Je lui ai donc brisé ses rêves, de son aveu même.
2/ Quand on est revenus en France, c'était parce qu'elle souhaitait se rapprocher de sa famille (elle me disait ne plus supporter la distance) et parce qu'elle ne supportait pas le climat froid de là où on venait. D'ailleurs, alors qu'on était en démarches pour une immigration définitive, elle m'a à l'époque posé un ultimatum : elle rentrait avec notre premier enfant sans moi, donc je suivais ou je laissais ma famille. Et elle avait comme objectif de s'installer en province proche de l'IDF et j'étais d'accord.
Quand elle a voulu s'installer dans un village de montagne parce que "tu comprends, il y a le boulot de mes rêves là-bas" , alors que c'était un lieu sans services, qu'elle ne conduisait pas, que ça se trouvait à 6h de route de sa famille, que ça nécessitait que je démissionne sans rien et que ça représentait pour moi au moins 1h aller/retour de voiture jour (sans compter les conditions de montagne) pour trouver un lieu où aller travailler, qu'elle voulait partir avec comme seuls revenus son SMIC... Bah j'ai refusé aussi sec.
Quelques temps plus tard, elle a une amie qui lui a proposé de travailler pour elle dans les Antilles : je lui à nouveau dit qu'on était revenus en France pour se rapprocher de sa famille donc que s'éloigner était une mauvaise idée, qu'elle voulait partir avec son seul salaire en me demandant de démissionner et que ce serait difficile pour moi de trouver un emploi sur place. De plus, je lui ai expliqué que bosser pour une amie était un mauvais plan : en cas d'embrouilles, adieu boulot ET pote.
Elle considère donc que j'ai brisé sa carrière.

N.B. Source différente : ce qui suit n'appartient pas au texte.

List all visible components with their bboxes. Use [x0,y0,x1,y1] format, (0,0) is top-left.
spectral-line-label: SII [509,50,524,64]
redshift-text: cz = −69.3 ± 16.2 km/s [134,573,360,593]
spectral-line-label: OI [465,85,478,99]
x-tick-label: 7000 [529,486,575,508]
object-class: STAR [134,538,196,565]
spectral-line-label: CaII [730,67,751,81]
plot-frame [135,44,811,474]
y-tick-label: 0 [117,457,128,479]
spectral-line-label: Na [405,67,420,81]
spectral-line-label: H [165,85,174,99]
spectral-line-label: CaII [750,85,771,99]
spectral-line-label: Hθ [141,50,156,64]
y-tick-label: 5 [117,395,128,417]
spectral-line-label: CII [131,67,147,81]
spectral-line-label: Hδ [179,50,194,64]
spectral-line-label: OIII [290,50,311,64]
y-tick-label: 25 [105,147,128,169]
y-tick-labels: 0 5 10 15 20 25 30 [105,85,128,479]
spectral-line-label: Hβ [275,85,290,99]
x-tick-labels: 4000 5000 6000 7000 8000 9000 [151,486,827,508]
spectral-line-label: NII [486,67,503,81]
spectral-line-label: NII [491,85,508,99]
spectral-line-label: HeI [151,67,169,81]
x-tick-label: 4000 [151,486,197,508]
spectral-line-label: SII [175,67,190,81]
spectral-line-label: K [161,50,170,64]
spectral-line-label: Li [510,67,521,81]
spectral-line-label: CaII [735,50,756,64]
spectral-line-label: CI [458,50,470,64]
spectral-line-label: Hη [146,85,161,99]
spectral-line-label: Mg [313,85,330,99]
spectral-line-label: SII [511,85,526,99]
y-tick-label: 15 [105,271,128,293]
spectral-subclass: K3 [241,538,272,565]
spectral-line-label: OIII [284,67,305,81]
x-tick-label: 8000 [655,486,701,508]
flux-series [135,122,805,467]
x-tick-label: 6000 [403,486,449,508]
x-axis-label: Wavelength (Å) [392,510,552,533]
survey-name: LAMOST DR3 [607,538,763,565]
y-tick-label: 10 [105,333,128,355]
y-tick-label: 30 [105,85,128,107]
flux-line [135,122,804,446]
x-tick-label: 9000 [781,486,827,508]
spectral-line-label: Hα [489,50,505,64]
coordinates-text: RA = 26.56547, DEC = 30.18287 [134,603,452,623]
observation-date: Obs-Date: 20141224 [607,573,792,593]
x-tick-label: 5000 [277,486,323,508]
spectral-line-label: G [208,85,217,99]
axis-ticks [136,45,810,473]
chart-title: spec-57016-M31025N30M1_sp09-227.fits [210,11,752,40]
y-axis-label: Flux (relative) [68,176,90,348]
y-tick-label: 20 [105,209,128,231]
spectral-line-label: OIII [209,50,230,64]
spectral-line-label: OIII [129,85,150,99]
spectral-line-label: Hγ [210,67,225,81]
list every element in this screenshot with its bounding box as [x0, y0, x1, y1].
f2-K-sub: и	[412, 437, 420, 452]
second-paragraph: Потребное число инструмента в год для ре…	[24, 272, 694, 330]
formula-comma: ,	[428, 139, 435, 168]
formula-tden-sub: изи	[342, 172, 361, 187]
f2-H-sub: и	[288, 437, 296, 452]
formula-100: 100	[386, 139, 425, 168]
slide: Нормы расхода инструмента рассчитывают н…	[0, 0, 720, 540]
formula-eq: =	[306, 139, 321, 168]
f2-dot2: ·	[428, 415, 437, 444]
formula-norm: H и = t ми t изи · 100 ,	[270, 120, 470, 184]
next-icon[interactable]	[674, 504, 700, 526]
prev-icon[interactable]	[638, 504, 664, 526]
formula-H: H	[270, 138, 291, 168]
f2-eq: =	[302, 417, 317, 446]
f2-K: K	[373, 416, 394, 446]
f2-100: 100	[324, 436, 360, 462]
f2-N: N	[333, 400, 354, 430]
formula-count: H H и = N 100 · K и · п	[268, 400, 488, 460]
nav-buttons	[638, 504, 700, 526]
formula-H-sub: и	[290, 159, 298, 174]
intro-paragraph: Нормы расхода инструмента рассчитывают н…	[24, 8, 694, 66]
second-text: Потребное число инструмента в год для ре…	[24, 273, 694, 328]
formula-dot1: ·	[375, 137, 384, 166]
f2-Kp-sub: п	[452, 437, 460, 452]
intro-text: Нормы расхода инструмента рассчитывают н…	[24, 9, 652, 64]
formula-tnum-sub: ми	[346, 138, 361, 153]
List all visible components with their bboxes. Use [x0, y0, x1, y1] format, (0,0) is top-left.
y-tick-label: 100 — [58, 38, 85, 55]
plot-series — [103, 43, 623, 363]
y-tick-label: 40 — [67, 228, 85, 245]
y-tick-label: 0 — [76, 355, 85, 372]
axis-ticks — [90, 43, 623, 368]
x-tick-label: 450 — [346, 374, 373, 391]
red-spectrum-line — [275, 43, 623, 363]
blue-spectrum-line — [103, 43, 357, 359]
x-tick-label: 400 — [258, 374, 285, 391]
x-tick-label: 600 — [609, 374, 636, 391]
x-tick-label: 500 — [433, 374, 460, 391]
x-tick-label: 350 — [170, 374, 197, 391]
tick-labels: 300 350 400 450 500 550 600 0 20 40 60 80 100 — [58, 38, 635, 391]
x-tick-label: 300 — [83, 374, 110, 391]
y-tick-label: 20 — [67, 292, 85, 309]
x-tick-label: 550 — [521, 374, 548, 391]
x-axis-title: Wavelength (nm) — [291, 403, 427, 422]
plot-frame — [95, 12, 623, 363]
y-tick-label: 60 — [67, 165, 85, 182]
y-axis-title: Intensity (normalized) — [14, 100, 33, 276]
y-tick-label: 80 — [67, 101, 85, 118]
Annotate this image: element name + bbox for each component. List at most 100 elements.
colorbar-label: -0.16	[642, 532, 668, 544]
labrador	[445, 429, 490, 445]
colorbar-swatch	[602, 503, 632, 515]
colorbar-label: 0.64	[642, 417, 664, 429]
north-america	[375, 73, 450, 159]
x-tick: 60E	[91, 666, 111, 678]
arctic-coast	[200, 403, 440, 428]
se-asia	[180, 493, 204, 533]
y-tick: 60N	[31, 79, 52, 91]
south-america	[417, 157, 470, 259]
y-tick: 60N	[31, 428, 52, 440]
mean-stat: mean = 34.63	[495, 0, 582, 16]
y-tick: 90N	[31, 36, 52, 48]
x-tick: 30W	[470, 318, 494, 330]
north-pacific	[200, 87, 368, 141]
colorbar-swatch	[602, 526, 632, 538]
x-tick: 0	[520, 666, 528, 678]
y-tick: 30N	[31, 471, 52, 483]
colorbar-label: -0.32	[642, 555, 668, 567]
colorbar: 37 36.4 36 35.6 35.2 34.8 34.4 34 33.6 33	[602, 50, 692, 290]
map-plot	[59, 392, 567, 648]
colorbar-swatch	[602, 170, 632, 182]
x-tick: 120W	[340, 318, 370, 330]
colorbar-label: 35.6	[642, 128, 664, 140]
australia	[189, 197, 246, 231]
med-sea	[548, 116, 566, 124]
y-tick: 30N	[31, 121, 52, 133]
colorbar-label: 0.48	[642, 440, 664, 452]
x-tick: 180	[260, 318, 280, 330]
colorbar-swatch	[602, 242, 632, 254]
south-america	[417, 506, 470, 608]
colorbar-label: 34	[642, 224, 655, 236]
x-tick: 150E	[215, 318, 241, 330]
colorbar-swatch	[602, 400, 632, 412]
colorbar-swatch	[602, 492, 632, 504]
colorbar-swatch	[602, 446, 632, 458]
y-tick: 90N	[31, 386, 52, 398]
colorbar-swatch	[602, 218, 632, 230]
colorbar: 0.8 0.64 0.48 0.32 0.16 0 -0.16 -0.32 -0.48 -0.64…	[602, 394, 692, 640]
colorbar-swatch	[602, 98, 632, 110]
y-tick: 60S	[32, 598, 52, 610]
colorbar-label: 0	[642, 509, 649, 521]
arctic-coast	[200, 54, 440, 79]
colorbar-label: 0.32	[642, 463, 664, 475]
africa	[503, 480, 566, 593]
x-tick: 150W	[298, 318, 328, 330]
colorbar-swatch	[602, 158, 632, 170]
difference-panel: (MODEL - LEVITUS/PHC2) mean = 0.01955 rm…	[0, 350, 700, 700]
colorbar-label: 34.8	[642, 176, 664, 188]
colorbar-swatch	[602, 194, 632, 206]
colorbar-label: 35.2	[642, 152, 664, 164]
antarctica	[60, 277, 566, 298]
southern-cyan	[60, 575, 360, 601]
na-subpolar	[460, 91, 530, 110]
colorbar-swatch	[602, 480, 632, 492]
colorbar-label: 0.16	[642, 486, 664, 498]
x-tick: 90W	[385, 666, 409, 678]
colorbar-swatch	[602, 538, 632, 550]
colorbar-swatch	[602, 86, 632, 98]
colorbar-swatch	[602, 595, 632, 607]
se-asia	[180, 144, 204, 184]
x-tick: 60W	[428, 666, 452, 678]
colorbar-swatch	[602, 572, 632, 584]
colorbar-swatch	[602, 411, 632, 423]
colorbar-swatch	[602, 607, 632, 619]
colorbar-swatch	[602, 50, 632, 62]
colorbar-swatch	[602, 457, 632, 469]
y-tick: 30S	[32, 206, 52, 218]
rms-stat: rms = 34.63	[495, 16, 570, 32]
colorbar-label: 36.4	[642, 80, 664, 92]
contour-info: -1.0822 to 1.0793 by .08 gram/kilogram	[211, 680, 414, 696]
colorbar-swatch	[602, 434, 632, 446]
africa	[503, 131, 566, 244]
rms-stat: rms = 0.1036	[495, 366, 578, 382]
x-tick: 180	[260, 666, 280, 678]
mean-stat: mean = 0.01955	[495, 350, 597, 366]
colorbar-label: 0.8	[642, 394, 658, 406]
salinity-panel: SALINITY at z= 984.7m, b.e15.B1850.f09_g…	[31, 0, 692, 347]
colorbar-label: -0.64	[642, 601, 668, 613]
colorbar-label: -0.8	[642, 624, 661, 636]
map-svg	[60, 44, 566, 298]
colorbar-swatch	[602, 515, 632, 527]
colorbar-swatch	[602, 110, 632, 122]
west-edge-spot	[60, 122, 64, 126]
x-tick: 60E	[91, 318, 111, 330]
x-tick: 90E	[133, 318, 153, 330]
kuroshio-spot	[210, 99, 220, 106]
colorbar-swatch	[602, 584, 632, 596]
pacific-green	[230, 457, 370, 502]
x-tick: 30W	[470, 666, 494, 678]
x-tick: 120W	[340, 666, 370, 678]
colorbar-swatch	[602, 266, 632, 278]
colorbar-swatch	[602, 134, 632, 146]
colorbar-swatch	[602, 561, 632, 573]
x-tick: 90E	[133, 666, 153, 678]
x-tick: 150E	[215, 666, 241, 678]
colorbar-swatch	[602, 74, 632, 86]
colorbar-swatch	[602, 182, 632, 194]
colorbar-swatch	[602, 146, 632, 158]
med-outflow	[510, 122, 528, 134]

3/ Quand l'opportunité s'est présentée d'aller s'installer dans une région de province qu'on aimait tout deux, à 3h30 de route et 2h30 de train de sa famille, qui plus est avec une belle avancée professionnelle pour moi, je l'ai saisie. Elle ne s'y est pas opposée, l'objectif était que je subvienne aux besoins de la famille (je gagnais 2,5 SMIC) le temps qu'elle trouve un travail. Puis après que j'ai posé ma démission, elle a subitement changé d'avis : sa meilleure amie (qui est du genre à se taper tout ce qui passe même si c'est mineur et proche de l'âge de ses propres enfants et qui a toujours donné des conseils pourris car sa vie sentimentale est un vaste champ de ruines fumantes) lui a dit que je faisait ça pour l'isoler de sa famille et de ses amis.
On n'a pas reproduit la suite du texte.